The two fundamental responsibilities of universities are to train the next generation of citizens to serve society with their individual talents and to add to human knowledge.
This mission involves the freedom to explore and evaluate unconventional ideas. The academic community is, in principle, a universal community with a responsibility to serve all of humanity. The challenge for the modern research university is to develop and finance its mission by creating an environment where questions requiring multidisciplinary research with sophisticated modern equipment can be explored.
I’ll cite an early example of university involvement in targeted research. During World War II, the Massachusetts Institute of Technology participated in the development of radar. That relationship of the university with the government and the Cold War led to the establishment of the MIT Lincoln Laboratory, funded by the U.S. Air Force, for the development of a system connecting the detection of aircraft by radar with the monitoring of aircraft movement by digital computer.
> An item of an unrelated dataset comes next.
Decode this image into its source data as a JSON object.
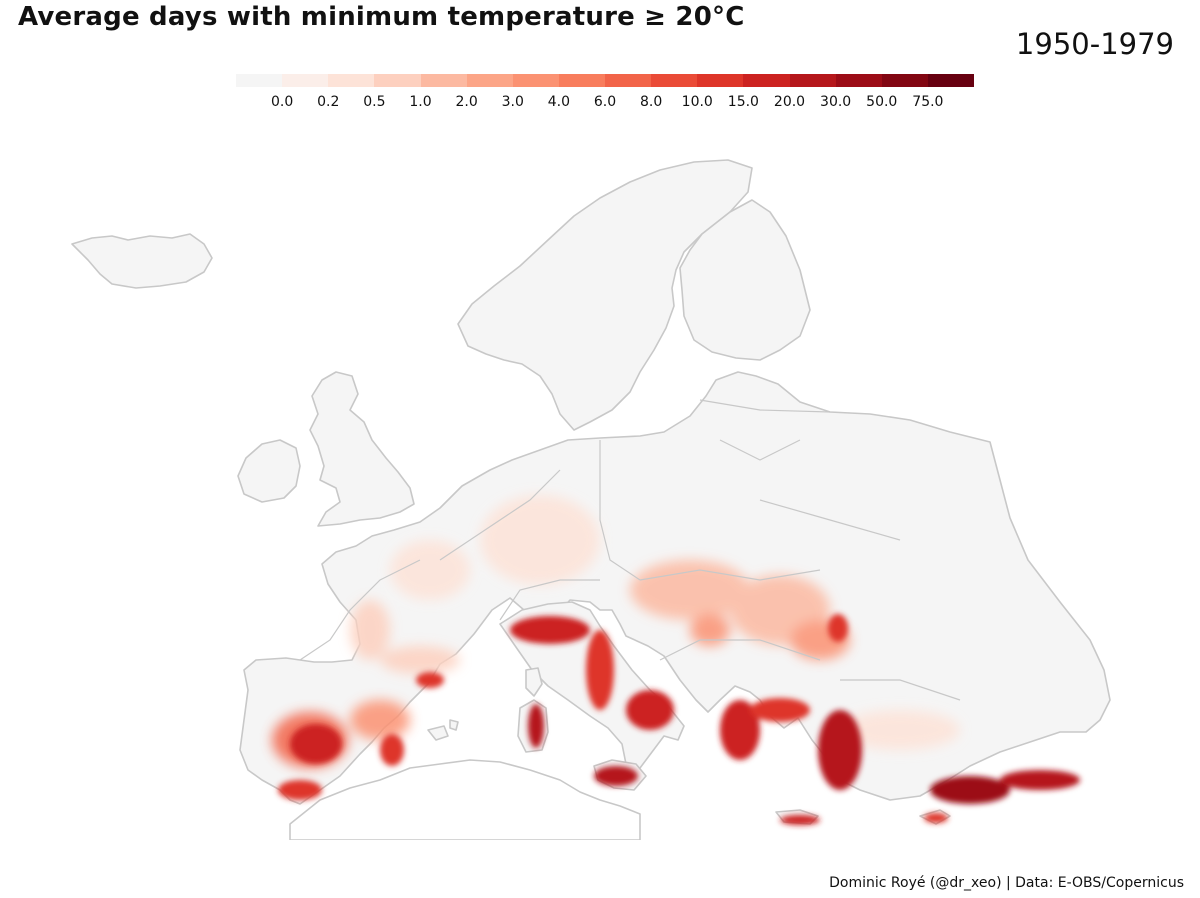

Although rationalized as an air defense system, its principal application has been the modern-day air traffic control system. Because the mission of the laboratory was product development, it was never integrated into the teaching mission of the university. Nevertheless, it was a vital financial subsidy for MIT and symbolizes the evolution of government support for targeted university research.
In 1952, I joined the MIT Lincoln Laboratory with the assignment to develop with a ferrimagnetic ceramic (rather than a ferromagnetic metal) the magnetic memory element of the first random access memory (RAM) of the digital computer. We delivered the memory element within four years despite the informed opinion that it could not be done. The success of this targeted program was the result of theoretical and experimental exploration of the chemical, physical and engineering properties of these ceramics under one roof by scientists with different backgrounds.
The fundamental studies that followed have provided understanding of the properties that occur at the transition from a magnetic insulator to a metal in a ceramic; this understanding has been used to develop the cathodes of electrochemical cells, including those of fuel cells and the lithium ion battery.
However, these studies were terminated as they were not targeted to a specific Air Force mission. Although the laboratory was affiliated with MIT, academic freedom to pursue new knowledge was denied the workers once their original mission was successfully completed.
As universities adapt to new technology, there will be a shift from emphasis on traditional classroom teaching to greater involvement in multidisciplinary collaborative research. This shift will require the creation of alternative partnerships with those who find meaning or profit in helping to finance the development not only of the next generation, but also of new knowledge and technology.
Training, exploration and discovery must be distinguished from product development in partnerships involving targeted research.
John Goodenough is the Virginia H. Cockrell Centennial Chair in Engineering at The University of Texas at Austin.
A version of this op-ed appeared in the Houston Chronicle.